For the full scoop head on over to Eclac, where you'll find a new report out this week on regional progress towards achieving the UN's Millennium Development Goals (MDGs). As usual, this publication is a wonk's statistical wet dream and contains far more fascinating information than could ever be adequately covered here. So go check it out, here.

But what's there to learn about gender equality in the region from the report's myriad of tables and graphs?

Insight number one is that gender disparities don't seem to be driven by educational differences. In most countries of the region men and women exhibit very similar levels of enrollment in both primary and secondary schooling (but not so similar when it comes to tertiary schooling).

Insight number two is that in most countries women have begun to diversify away from purely agricultural employment. In this area, both Venezuela and Colombia stand out for making the most progress.

Insight number three: wage equality has steadily improved since 1990 but the gap with respect to men still remains large. However, as can be seen below, the gap is significantly smaller for salaried employees.

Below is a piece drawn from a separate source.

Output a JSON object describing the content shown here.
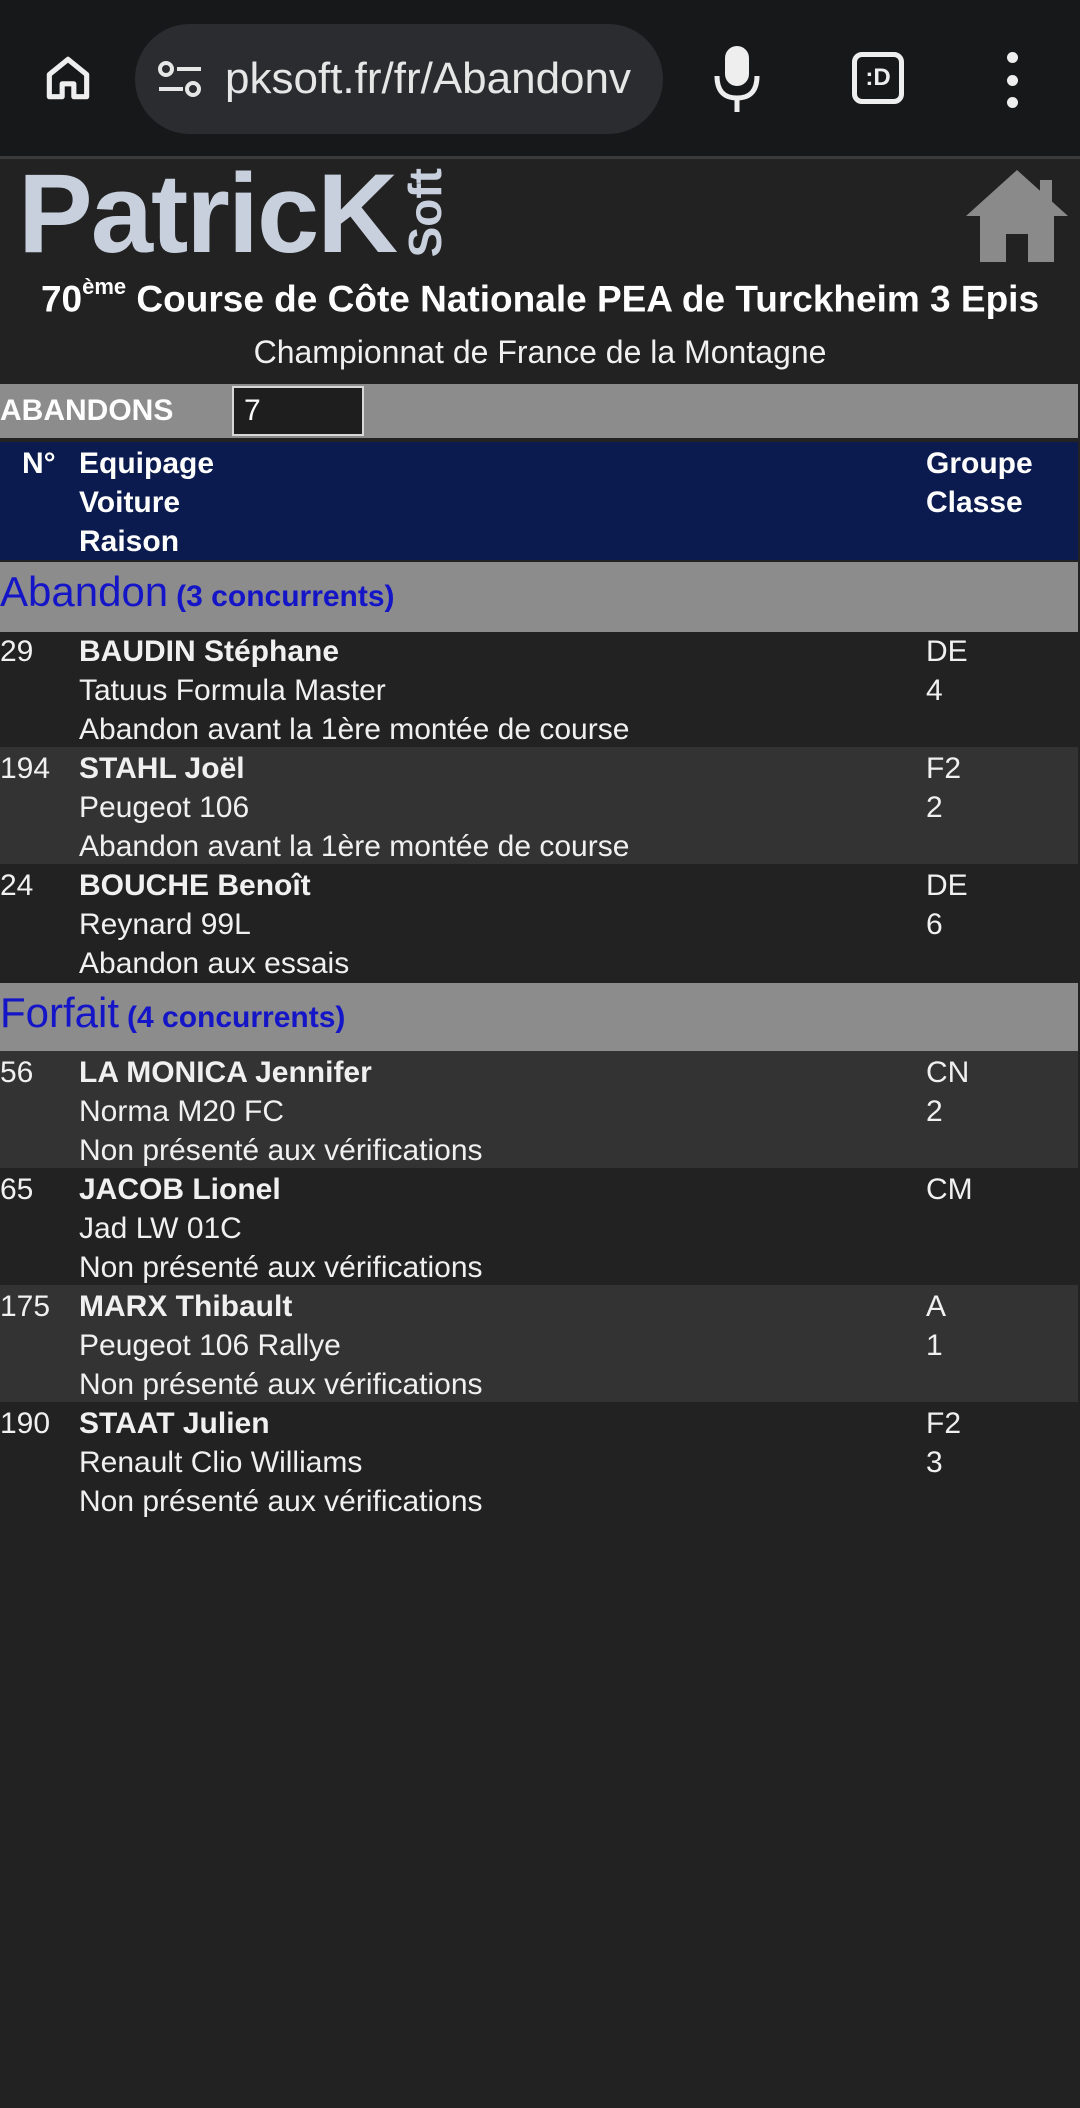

[Average hourly and salaried income of women, compared to men, urban areas (in percentages)]
The blue line shows women's average hourly income in relation men, the purple line shows average salaries in relation to men and the black line, 100 percent, represents men's wages. The first thing to notice is the big improvement since 1990. However, as can be seen from the dotted trend line to the right of 2008, the gap continues to narrow at the current pace it won't completely close even by the year 2015.

Now, an implication of the difference in relative gaps between hourly and salaried employees is that the lower your income, the less equality you should expect vis a vis men. And this takes us to insight number four: Latin America has A LOT of women in politics. No, seriously. It beats every other developing region of the world except for the Caribbean.

[Percentage of members of parliament that are women, 1990, 2005 and 2009]

So the moral of the story is... more equality for women in the heights of power and wealth but significantly less futher down on the socioeconomic stratum.

But hey. Stop reading my ramblings and go enjoy your freakin' weekend.